Sometimes, life will do you one better. Things will change so much, it’ll completely throw out the entire system you used to organize it in the first place. Then, you’ll have to start over. And when you’re as organized as I am, it doesn’t take much to throw your hands up in the air and just start from scratch. Is it throwing the baby out with the bathwater? Absolutely. It might be harder to try to salvage what has gone wrong but at least it’s not as demoralizing as it is when you start from scratch. However, the dirty little secret is some people enjoy creating that baby more than caring for it afterwards. I enjoy organizing things. I feel accomplished. I like the planning and the carrying out of the plan. The maintaining of the plan is also fairly enjoyable. But this is all meant to open my life up to more important activities rather than spend it dealing with menial things. But that’s not what I do. The fact of the matter is I think I enjoy organizing my life more than living it. And that’s probably one of the reasons I’m not as happy as I’d like to be.

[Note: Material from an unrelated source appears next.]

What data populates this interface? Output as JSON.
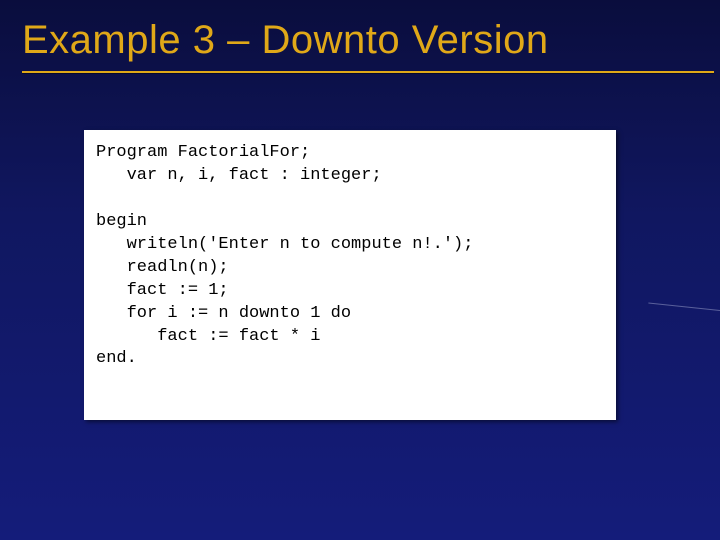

Like many things, organizing has become almost like a drug. My addiction is to planning, and like many addictions that are hard to understand, it’s difficult to find the line when there’s a lot to what you’re doing that is actually positive. It actually complicates things since I actually am not that bad. Like I said before, I don’t freak out when somethings out of place and I even have exceptions to the rule. Hell, this piece is titled “My OCD Tendencies” for a reason. I have not been diagnosed clinically with Obsessive Compulsive Disorder, because I could be so much worse. I don’t have rituals that I perform or problems throwing things out. I do tend to double check things but that’s due to me second guessing myself a lot, but that’s for another post. What I’m getting at is it’s good to keep things in order in life, but just not to the extent that I do. Personally, I just can’t find the line anymore. At least not yet. I think I will someday. Maybe.